Powered 

by Tigers-net.com
2012.07.05 Thursday
 こんばんは。

 昨年10月,滋賀県大津市での中学2年生の生徒がいじめを原因として飛び降り自殺をしたとされる事件について,最近色々な話が明るみになってきました。

 まず,ある記事によれば,このいじめの内容がかなり凄惨なないようだったということです。
 例えば,雀や蜂の死骸を食べさせられる,自殺の練習をさせられるなどという,悪ふざけの領域を越えている行為が多く見られたというようです。
 中学2年生ですから,14歳以下であれば刑事法が適用されませんが,刑法の領域でいえば暴行罪,傷害罪,自殺幇助罪などの成立が検討されるべきところでしょう。
 ただし,これらの行為をしたということが認められれば,児童相談所に通報され,少年法に従った手続に係る可能性は十分にある程度のものであると思います。

 いい年した大人でもそうですが,中学生などは特に悪ふざけに歯止めがかからなくなってエスカレートするということはよく見受けられると思います。
 しかし,そのようなことがないようにするために教師が歯止めを利かせるべきところであると思います。
 もちろん,教師が全てに介入してしまうことは別の問題を引き起こすことも想定されるところですが,上記のように少年法の適用の問題にかかるくらいの状況となれば,当然介入すべき注意義務があると思います。
 しかし,この事件では,教師は一度注意したものの,その後は一緒になって笑っていたなどという話があります。

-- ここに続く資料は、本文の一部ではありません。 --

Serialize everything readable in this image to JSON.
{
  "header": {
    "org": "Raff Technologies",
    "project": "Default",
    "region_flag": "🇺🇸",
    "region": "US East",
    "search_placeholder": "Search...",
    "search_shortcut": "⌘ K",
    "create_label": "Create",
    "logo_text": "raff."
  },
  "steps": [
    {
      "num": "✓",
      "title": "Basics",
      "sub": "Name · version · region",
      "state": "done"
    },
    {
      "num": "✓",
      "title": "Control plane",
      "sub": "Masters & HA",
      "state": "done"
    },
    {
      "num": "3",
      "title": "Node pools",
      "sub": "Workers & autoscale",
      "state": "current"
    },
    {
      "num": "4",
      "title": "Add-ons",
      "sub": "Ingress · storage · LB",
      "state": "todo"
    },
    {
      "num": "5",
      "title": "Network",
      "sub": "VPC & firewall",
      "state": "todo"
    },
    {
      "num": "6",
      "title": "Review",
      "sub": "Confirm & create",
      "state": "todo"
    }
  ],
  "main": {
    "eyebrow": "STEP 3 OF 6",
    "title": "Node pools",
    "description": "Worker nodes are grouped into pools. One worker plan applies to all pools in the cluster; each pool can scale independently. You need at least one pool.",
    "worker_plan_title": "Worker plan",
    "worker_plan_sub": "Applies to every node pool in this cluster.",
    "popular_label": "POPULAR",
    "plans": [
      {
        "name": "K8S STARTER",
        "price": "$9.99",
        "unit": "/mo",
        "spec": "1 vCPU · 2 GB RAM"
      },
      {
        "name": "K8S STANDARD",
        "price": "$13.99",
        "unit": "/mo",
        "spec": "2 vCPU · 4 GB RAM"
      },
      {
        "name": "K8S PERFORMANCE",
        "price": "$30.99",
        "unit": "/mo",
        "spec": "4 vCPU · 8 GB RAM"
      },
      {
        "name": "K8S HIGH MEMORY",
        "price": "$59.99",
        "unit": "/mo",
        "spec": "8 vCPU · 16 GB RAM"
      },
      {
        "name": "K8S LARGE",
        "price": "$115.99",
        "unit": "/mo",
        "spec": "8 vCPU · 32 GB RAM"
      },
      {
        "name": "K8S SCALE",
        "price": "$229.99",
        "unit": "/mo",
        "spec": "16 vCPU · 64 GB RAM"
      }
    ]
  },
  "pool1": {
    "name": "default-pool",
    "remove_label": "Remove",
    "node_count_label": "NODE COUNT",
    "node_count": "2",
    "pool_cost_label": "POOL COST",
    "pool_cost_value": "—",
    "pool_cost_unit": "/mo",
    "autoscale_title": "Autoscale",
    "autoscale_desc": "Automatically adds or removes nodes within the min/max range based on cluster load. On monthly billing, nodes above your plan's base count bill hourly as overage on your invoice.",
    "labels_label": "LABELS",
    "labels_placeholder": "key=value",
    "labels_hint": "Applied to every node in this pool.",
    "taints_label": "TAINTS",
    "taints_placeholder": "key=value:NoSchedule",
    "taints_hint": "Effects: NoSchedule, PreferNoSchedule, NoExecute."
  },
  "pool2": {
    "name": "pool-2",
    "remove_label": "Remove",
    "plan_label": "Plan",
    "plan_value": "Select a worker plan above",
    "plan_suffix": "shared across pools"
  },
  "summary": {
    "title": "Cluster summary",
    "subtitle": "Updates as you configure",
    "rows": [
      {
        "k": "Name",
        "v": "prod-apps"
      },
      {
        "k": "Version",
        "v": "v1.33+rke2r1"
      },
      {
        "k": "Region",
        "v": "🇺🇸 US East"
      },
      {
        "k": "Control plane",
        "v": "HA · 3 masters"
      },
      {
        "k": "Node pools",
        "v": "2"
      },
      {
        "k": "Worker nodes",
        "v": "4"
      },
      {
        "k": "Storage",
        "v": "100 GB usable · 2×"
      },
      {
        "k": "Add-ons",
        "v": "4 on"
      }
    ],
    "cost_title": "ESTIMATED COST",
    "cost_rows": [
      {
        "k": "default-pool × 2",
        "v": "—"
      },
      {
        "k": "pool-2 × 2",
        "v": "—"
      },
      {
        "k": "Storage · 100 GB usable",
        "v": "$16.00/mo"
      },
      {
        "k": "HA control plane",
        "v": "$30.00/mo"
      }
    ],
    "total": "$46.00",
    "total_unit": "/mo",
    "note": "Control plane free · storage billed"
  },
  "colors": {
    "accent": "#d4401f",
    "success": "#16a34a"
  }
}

また,この生徒が泣きながら電話で教師に電話で訴えたものの,あまり対応してくれなかったという話もあります。
 これらが真実であれば,教師は明らかに注意義務に違反しているものと思われます。
 ただし,教師のような公務員の賠償責任については,原則として公務員個人の責任にはならず,管轄する役所の責任となるので,この注意義務違反が認められれば大津市の負う賠償責任ということになると思います。

 さらに,生徒の父親は,自殺後に3回にわたって大津警察署に被害届の提出にいったということですが,大津警察署では犯罪として事実認定ができない」として受理をしなかったということがあったそうです。
 以前,このブログで,警察は告訴状を受理したがらないということを書いたことがありますが,被害届については告訴状ほどではないものの同様の傾向があるように思えます。
 確かに,少年事件の場合,何らの嫌疑もない状況の下で警察が介入して子供に事情を聞きにいってしまったりすると,子供の養育にある種の影響を与えることは否定できないと思います。また,警察の業務の苛烈さを考えれば,何でもかんでも被害届を受理しろというのも現実的でないことはよくわかります。
 しかし,被害届というのは,「こういう犯罪が発生している可能性がある」ということを捜査機関に教えて,捜査の開始のきっかけを与えることが役割なのです。
 そうすると,警察が被害届を受理した上で捜査をしてから犯罪の事実認定をするのであって,被害者が持ち込んだ証拠をもって「犯罪の事実認定ができない」として被害届を受理しないというのは理由になっていません。
 まして,今回は人が一人亡くなっているのですから,直接の死因が自殺であったとしても,その背景について捜査をしてもよかったのではないかと思います。
 少年事件ということに関する配慮については,子供達に話を聞きに行ったりするのを他の証拠を洗った上で嫌疑があった場合とすればよいだけの話なので,少年事件だから被害届受理のハードルを上げる必要もないと思います。
 ですから,本当のところ警察がどのような対応をしたかは記事だけでは分かりかねますが,もしこの記事が真実であるならば,警察はせめて被害届を受理してから犯罪事実の認定について考えてほしかったと思いました。

 他にも,教育委員会の調査が不十分であるのではないかなどという問題点もあったり,本件は色々なことが問題になっております。
 このようなことを見るにつけ,一つの問題というのは様々な要因があって起こりうるものなのだと改めて思わされました。
 今後はせめて今回起こった問題点を教訓に,今後二度とこのような問題が再発しないように考えることが使命だと思います。

 また思いついたら書きます。ではでは。